The stripe contains a small amount of data – things like the account number and expiration date as described on this page. In order to process your card, the card reader needs to get that data off the stripe without any errors.
The problem is that the stripes receive a fair amount of abuse in your pocket, as well as in the reader. Dirt, scratches and data smearing (where the bits of data on the stripe tend to bleed over into each other) can all make the card hard to read for the scanner.
When the cashier puts the card in a plastic bag, it creates a spacer. Now the card slides through the reader with a slight separation between the data stripe and the stripe-reading head. The separation weakens the signal (the strength of any magnetic field weakens with distance), but it also cleans it up, especially in the case of smearing, because the smeared data is no longer readable by the head due to the spacing.
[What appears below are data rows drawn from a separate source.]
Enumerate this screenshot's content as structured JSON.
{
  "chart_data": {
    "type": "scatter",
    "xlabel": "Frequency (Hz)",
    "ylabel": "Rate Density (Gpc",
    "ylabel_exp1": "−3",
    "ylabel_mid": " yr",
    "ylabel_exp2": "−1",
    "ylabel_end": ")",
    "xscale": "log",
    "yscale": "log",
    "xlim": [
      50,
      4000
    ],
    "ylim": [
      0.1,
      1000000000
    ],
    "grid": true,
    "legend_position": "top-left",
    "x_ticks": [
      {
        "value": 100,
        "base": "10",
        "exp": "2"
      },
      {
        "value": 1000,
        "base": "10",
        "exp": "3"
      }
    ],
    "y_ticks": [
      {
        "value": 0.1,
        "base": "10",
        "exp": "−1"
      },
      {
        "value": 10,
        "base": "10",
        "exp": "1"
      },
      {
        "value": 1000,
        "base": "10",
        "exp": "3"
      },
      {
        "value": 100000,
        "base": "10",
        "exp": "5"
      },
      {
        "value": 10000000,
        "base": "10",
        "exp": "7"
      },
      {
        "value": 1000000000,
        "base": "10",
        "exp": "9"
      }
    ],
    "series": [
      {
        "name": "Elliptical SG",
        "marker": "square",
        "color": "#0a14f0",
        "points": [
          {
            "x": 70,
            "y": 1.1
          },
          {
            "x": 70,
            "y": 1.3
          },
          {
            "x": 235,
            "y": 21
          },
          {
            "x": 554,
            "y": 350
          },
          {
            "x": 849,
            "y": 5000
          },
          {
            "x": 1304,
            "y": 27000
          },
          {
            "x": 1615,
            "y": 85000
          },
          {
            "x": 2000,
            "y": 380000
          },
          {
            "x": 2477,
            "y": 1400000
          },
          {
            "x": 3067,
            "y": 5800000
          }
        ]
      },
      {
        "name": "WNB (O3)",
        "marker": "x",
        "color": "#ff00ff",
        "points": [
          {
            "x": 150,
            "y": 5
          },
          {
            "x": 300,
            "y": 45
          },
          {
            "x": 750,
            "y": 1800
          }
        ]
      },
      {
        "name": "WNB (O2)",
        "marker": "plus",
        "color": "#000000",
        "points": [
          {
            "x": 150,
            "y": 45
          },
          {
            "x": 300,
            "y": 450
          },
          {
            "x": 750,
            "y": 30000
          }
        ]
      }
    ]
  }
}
This page talks about the construction of the stripe:
A magnetic stripe is the black or brown stripe that you see on your credit card, or maybe the back of your airline ticket or transit card. The stripe is made up of tiny magnetic particles in a resin. The particles are either applied directly to the card or made into a stripe on a plastic backing which is applied to the card.
The material used to make the particles defines the Coercivity (see below) of the stripe. Standard low coercivity stripes use iron oxide as the material to make the particles, high coercivity stripes are made from other materials like barium ferrite. These materials are mixed with a resin to form a uniform slurry which is then coated onto a substrate. In the case of a credit card or similar application the slurry is usually coated onto a wide plastic sheet and dried. The coating is very thin and the plastic allows the coating to be handled. It is then sliced into stripe widths and applied to the card during the card manufacturing process. The methods of application include lamination (where the stripe and backing is laminated into the card), hot-stamp (where a heated die is used to transfer the oxide stripe from the backing onto the card after the card is cut to size), and cold-peel (where the oxide stripe is peeled from the backing, and then laminated into the card). Each of the methods have their own advantages and are largely irrelevant to the user of the card.
This page describes the smearing process:
The magnetic stripe consists of magnetised particles embedded in a plastic binder with lubricant. It can be damaged in many ways, including exposure to a large external magnetic field, whether from a permanent magnet or a high-strength alternating current. Damage can also occur by a gradual “smearing” process, in which some magnetic particles are physically dragged from one part of the stripe to another. This transfers a few magnetised particles into zones of the stripe that previously had none, corrupting the data. This is by far the most common mode of failure, and this smearing process is probably under way on your card.
As that article points out, once the smearing has gotten bad enough to corrupt the reading process, it is time to call the credit card company and get the card replaced.